Greg/Jay, great info, thanks for sharing.

I have a bunch of end mills that I bought used with some other machinist stuff, all older US make. Some are dull or chipped. Is there a mail-in service you can recommend to re-sharpen them?

Also, I found an 8mm end mill on eBay for $14 including shipping, decided to add that to the arsenal. I will probable buy the 3/8" collet as well.

Lastly, the Festool collets look suspiciously like ER 32's, which I have only seen in photos. I am curious if you think the ER 32 would interchange and perhaps expand the options available for shank size?

Thanks again.

RMW
 
RMW said:
Greg/Jay, great info, thanks for sharing.

I have a bunch of end mills that I bought used with some other machinist stuff, all older US make. Some are dull or chipped. Is there a mail-in service you can recommend to re-sharpen them?

Also, I found an 8mm end mill on eBay for $14 including shipping, decided to add that to the arsenal. I will probable buy the 3/8" collet as well.

Lastly, the Festool collets look suspiciously like ER 32's, which I have only seen in photos. I am curious if you think the ER 32 would interchange and perhaps expand the options available for shank size?

Thanks again.

RMW

RMW,

Here are some basic specs for the different ER collets.

http://shopswarf.orconhosting.net.nz/colletmill.html

John
 
RMW said:
Greg/Jay, great info, thanks for sharing.

I have a bunch of end mills that I bought used with some other machinist stuff, all older US make. Some are dull or chipped. Is there a mail-in service you can recommend to re-sharpen them?

Also, I found an 8mm end mill on eBay for $14 including shipping, decided to add that to the arsenal. I will probable buy the 3/8" collet as well.

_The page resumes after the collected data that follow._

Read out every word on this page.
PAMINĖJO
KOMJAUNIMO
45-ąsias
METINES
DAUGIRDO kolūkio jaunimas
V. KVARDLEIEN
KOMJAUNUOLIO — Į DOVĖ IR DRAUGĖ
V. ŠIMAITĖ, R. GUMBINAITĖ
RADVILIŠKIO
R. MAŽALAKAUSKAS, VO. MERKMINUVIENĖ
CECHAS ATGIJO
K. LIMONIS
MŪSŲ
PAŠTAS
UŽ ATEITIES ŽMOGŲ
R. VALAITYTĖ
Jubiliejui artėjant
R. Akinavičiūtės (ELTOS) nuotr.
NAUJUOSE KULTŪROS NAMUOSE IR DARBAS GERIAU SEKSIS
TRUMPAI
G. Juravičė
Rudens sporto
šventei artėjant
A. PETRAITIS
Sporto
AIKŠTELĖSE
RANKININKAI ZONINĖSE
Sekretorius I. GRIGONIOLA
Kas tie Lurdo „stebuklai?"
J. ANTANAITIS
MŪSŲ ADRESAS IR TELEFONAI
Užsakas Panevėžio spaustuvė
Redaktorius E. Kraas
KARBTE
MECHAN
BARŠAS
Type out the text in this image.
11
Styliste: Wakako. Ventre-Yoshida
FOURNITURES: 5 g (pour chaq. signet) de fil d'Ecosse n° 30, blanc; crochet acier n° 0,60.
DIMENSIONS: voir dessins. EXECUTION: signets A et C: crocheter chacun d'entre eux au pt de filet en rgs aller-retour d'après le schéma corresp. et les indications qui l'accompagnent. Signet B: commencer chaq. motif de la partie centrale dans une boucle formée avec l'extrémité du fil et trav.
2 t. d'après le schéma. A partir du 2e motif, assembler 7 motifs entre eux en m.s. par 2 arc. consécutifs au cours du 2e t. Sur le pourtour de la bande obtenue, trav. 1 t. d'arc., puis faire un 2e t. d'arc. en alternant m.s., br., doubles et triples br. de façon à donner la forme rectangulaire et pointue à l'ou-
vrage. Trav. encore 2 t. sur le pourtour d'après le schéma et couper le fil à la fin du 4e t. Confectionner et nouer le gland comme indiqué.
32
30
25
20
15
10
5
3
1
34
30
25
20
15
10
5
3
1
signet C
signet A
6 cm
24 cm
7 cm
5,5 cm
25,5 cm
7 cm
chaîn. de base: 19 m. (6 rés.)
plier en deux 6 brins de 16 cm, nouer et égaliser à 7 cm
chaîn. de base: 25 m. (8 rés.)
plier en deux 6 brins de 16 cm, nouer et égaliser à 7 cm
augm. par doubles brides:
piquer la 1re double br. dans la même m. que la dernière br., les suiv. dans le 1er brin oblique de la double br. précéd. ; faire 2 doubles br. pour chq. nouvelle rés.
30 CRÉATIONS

Lastly, [glow=red,2,300]the Festool collets look suspiciously like ER 32's, [/glow] which I have only seen in photos. I am curious if you think the ER 32 would interchange and perhaps expand the options available for shank size?

Thanks again.

RMW

I do not believe they are ERs. I think I checked this a while back but my memory isn't what it used to be so I will check again. It would be great if ther are because that would open up the possibility of using odd sized tools on occasion because, as you know, you can get ERs in almost any size you wish.
 
I agree with everything Jay has said but didn't have the time to write it out so eloquently. I might add that using a half inch carbide endmill with 3 inches of flute length, especially a four flute version, should be done with care. A bad move causing a grab could damage a router spindle. Perhaps not a 2200 but it certainly would be possible to damage a lesser machine. There is a lot of leverage out there and you could crack the spindle taper or bend the shaft. I am not saying don't use them but make sure you have your router technique thought out. The stiffness of these tools is pretty impressive. When milling aluminum at 20,000RPM or more and traveling well over 100 incher per minute it is possible to soak up 30 or 40 HP on a machining center. I haven't done it lately so I cannot translate to a 'small' size like a half inch but we have facemilled with a three inch cutter at 600 IPM and have used almost all of 60 HP. It is fun to watch.  ;D ;D
 
Thanks for the info- I'm always looking out for the longest 1/2" or 12mm solid spirals for cutting mortises and tenons- the longest I've found is Leigh's 1/2"- 4" overall, 2,1/8" cutting length. The Leigh bits have a quite aggressive spiral, as opposed to the CMT spirals I have, which have only a mild "twist"- maybe less than 90° Any thoughts in the difference between these designs? I'm guessing the CMT is better suited to lateral cutting while the Leigh is for plunging. I also have a CMT straight bit at 4,3/8"overall- 2,1/2" cutting, but the smoothness of the solid spirals have me spoiled.
 
In another thread someone posted sources for sleeves or collet reducers that were designed for metal machining but suitable for use in routers. I can't locate that post, can anyone shed any light on this?

Specifically, I am looking for a reducer for the OF 1400 1/2" collet to get it to accept 10mm end mills or CNC router bits.